Du Web aux manifestations anti-pass sanitaire, les chasseurs d’extrémistes sur le qui-vive

Après les dérapages antisémites lors des dernières mobilisations contre le pass sanitaire, et tandis que se déroulent ce samedi de nouvelles manifestations, des anonymes œuvrent, sur la toile comme dans la rue, à repérer leurs auteurs.

Manifestation anti pass sanitaire depuis le métro Pont de Neuilly jusqu’à la Place du Chatelet à Paris 2000 manifestants environ manifestaient contre le pass sanitaire et son atteinte à la liberté.

« En ce moment, on observe un jeune néonazi. On a réussi à le géolocaliser. Il est très prudent et utilise beaucoup de pseudonymes, mais il a fait deux ou trois erreurs qui nous ont permis de l’identifier. » Geoffrey (NDLR : le prénom a été modifié), 34 ans, appartient à un groupe qui traque les militants d’extrême droite et parmi eux, les plus antisémites. Si son groupe informel, qui se revendique apolitique, présente le réseau social Twitter comme son « terrain de jeu favori », d’autres, par dizaines, s’infiltrent au cœur des manifestations pour traquer les messages à caractère raciste et négationniste. Militants de gauche et de droite, hommes et femmes non politisés, salariés de différents secteurs… Ces détectives amateurs représentent aujourd’hui un levier considérable pour les services de renseignement.

Alors que quelque 200 manifestations sont prévues par les opposants au pass sanitaire ce samedi à l’occasion d’un cinquième week-end de mobilisation, dont trois à Paris, avec notamment le défilé organisé par Florian Philippot, l’ex-numéro 2 de Marine Le Pen, et de l’autre un cortège déclaré de Gilets jaunes, ces chasseurs d’antisémites comptent bien « épingler les incitations à la haine » aussi bien en ligne que dans la rue. Le but ? « Enquêter » pour monter des dossiers bétons avant de les fournir aux services compétents.

« Ceux sur lesquels on creuse, ce sont ceux qui ont un potentiel de recrutement »

En l’espace de quelques semaines, les références à la Seconde Guerre mondiale et étoiles jaunes détournées ont fleuri dans les rues et sur la toile donnant à ces hommes et ces femmes une matière dense à traiter. Adolescents, parents, retraités : leur implication dépend des périodes de disponibilité des uns et des autres. Ils ont tous des familles, des vies professionnelles, mais gardent un œil rivé sur leurs écrans. « Il m’arrive de travailler seul mais c’est un peu usant, j’ai parfois l’impression de vider l’Atlantique avec une cuillère à soupe », confie le chasseur d’extrémistes @_Osint_, connu sous ce nom sur Twitter.
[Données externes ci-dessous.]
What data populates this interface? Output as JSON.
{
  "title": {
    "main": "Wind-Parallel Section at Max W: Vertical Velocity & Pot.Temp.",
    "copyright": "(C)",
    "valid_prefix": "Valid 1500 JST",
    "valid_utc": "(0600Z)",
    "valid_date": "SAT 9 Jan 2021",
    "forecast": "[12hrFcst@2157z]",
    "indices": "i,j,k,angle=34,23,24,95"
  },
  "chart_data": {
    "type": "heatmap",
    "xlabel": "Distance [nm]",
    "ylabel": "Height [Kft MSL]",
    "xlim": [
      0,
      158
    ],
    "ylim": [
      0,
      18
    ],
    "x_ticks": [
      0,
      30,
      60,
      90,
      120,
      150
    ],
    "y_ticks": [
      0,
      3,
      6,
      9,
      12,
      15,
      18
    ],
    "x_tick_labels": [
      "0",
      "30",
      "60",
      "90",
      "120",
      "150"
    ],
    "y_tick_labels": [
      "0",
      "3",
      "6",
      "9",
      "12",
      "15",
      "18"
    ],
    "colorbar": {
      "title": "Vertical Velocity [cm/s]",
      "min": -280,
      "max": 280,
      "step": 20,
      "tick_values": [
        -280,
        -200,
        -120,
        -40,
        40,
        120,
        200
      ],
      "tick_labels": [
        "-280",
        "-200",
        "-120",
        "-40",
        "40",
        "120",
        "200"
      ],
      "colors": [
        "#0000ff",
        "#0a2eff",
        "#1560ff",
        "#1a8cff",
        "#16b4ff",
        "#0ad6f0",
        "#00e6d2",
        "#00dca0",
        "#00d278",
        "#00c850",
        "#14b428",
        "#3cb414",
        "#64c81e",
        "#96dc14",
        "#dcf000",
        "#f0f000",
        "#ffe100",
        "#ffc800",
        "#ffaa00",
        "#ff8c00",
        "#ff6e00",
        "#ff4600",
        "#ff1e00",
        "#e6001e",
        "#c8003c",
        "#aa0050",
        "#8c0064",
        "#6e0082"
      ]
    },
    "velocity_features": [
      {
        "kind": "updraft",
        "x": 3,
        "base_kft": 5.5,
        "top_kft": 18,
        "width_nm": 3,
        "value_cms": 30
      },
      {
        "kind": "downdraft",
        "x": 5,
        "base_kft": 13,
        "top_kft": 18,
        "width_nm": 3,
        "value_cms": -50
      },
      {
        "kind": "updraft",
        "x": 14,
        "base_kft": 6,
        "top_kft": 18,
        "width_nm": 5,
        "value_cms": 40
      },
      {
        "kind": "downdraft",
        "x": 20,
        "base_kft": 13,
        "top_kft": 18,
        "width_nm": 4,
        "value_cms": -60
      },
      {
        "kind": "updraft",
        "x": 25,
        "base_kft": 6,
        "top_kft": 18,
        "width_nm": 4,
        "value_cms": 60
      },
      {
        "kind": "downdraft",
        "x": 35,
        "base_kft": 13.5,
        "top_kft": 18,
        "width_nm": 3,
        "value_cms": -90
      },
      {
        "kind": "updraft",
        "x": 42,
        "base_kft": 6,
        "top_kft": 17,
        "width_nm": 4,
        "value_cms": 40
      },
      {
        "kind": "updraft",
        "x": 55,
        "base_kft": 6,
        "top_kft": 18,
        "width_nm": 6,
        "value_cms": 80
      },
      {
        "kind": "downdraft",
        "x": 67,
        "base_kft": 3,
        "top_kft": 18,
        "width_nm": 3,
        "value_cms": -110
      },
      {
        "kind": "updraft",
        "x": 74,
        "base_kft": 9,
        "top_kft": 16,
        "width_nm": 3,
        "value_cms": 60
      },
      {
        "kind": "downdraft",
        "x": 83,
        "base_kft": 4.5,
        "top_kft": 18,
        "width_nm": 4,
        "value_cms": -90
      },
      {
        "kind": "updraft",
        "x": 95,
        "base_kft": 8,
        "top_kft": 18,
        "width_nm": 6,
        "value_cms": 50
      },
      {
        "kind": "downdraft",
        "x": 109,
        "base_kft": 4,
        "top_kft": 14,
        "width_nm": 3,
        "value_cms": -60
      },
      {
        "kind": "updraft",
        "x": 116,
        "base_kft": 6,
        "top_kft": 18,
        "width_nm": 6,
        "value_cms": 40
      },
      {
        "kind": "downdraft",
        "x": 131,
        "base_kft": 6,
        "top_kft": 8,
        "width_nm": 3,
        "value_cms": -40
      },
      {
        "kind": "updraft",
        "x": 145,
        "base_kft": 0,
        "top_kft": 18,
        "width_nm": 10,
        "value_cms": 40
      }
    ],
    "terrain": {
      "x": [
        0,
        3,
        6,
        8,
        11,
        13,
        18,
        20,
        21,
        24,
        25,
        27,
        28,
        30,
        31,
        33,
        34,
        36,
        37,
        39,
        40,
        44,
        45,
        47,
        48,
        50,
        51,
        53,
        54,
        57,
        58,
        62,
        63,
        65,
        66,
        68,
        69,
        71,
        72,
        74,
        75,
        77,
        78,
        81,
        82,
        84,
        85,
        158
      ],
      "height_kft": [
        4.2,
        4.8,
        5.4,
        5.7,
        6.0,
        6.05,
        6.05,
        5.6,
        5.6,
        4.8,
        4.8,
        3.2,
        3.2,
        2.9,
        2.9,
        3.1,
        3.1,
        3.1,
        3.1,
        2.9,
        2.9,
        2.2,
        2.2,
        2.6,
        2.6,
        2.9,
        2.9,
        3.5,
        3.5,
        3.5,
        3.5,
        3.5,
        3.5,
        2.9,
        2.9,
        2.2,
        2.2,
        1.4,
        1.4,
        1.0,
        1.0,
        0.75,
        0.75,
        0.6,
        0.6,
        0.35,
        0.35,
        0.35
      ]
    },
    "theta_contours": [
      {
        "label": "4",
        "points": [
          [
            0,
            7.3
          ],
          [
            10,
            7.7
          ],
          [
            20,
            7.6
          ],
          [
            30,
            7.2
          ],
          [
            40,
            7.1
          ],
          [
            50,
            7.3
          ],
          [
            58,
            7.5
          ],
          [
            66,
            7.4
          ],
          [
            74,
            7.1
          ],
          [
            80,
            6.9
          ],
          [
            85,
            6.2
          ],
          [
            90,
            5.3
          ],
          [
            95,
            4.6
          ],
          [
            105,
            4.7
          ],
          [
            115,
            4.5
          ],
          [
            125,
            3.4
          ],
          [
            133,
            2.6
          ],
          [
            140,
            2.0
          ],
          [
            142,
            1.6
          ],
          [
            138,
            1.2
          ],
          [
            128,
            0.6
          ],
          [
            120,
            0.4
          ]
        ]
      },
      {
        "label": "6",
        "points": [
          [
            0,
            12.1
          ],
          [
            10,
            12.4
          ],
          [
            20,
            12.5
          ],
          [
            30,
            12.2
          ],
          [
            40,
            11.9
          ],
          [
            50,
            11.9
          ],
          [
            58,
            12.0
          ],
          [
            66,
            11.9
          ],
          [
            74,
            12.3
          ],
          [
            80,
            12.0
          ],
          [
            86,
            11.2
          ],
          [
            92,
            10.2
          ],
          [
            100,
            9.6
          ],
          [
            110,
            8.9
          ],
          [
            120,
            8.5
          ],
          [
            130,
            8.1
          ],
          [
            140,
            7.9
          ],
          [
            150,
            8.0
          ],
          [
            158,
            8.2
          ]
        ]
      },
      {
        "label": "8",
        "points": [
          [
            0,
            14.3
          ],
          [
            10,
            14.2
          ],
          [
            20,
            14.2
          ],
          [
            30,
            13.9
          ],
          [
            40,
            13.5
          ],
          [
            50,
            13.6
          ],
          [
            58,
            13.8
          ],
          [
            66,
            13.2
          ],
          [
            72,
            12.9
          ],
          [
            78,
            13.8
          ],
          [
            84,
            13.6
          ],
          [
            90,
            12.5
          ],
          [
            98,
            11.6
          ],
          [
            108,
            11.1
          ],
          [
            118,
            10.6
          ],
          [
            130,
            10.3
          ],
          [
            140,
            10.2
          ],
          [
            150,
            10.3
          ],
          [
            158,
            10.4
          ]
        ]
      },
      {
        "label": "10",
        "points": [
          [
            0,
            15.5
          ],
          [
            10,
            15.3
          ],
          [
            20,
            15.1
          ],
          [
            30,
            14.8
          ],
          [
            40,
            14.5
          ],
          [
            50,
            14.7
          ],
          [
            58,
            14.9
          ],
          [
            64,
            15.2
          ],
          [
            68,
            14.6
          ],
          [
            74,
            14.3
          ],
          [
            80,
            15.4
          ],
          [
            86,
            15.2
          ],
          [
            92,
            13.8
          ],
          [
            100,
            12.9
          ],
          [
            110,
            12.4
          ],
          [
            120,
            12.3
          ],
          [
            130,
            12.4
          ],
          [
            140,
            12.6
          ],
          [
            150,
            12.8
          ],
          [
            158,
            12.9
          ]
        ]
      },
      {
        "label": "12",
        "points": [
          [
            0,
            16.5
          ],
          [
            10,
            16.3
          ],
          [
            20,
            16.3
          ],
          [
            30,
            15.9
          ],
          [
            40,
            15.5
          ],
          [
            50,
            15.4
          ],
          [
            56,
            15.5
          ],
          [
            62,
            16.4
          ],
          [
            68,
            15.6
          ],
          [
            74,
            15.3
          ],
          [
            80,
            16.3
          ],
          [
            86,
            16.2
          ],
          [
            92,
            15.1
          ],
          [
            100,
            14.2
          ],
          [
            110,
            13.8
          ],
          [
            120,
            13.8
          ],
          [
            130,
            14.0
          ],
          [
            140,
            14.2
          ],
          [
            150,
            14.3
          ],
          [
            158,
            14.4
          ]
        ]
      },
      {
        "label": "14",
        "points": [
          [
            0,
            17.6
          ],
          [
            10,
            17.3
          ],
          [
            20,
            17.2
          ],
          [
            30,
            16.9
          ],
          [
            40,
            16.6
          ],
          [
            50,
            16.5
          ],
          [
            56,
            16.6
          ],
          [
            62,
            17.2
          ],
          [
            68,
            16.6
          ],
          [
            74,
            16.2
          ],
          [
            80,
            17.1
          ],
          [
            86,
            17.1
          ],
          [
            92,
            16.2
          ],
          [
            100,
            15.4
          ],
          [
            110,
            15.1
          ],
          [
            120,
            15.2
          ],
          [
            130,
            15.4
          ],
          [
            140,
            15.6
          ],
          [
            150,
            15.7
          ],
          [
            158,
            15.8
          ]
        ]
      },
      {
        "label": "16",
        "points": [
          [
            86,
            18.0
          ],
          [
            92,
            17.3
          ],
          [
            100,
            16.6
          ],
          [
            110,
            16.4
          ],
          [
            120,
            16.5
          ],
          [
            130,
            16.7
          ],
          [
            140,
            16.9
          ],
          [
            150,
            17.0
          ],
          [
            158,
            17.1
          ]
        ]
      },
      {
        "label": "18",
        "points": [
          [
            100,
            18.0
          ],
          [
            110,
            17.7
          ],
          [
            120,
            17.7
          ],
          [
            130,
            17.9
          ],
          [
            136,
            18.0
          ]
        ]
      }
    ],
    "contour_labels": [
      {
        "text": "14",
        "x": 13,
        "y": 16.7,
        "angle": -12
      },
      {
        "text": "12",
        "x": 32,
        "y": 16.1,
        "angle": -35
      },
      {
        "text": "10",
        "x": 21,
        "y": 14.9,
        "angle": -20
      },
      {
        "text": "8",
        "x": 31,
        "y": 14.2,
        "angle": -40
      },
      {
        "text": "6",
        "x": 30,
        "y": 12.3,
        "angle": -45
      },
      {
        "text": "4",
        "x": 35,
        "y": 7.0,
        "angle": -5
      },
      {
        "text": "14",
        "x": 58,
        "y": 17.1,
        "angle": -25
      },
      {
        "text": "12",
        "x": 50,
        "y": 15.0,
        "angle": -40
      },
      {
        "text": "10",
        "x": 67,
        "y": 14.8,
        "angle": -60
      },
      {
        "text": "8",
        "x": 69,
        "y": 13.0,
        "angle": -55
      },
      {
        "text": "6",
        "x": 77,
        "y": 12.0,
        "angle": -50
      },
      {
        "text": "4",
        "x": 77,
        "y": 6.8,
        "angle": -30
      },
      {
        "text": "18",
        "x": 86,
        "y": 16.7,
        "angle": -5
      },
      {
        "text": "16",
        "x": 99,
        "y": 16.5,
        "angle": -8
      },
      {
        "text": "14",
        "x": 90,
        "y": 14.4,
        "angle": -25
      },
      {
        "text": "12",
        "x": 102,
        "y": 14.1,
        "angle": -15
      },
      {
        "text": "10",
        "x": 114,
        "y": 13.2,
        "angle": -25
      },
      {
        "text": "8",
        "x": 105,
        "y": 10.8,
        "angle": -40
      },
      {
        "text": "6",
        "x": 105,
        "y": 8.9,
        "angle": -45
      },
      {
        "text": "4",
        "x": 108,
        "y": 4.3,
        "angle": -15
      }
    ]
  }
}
Geoffrey et ses camarades, eux aussi, traquent. « Des petits fachos, comme on dit, car il y en a plein sur les réseaux sociaux. » Sa priorité : « Ceux qui ont des propos violents et potentiellement dangereux », explique ce trentenaire, qui, dans la vie civile, est juriste. « Ceux sur lesquels on creuse, ce sont ceux qui ont un potentiel de recrutement, qui ont l’air plus intelligents que les autres, poursuit-il. Il y en a quelques-uns. Les gros bourrins qui ne font que proférer des propos violents, on se contente de les signaler sur la plate-forme du ministère de l’Intérieur Pharos. »

Des échanges avec les services de renseignement israélien

Sur le terrain, les méthodes d’investigation diffèrent. Le travail mené par l’Organisation juive européenne (OJE) consiste à déployer des avocats et des huissiers bénévoles « là où des débordements sont susceptibles d’être commis », explique l’avocate de l’OJE, Muriel Ouaknine-Melkio. « Nos volontaires prennent vidéos et photos que le parquet va ensuite pouvoir exploiter », détaille-t-elle. À leurs côtés, également : « Des traducteurs bénévoles, mandatés par l’association au cas où les insultes seraient proférées dans différentes langues. » Elle échange aussi « régulièrement » avec les services de renseignement israélien. Une fois les éléments récoltés, les avocats portent plainte. Cela a été le cas après la manifestation du 17 juillet dernier et plusieurs autres dossiers sont à l’étude.

Une semaine après l’affaire de la pancarte antisémite à Metz, quatre jours après que le pôle Haine en ligne du parquet de Paris a ouvert une enquête pour provocation, discrimination, violence et diffamation à l’encontre d’un site antisémite, les manifestations de ce samedi sont particulièrement scrutées par l’OJE. Selon nos informations, l’association et ses « geeks » avaient d’ailleurs déjà signalé au parquet de Paris dès le 15 janvier, six mois avant le début de l’enquête, le site en question et son auteur présumé.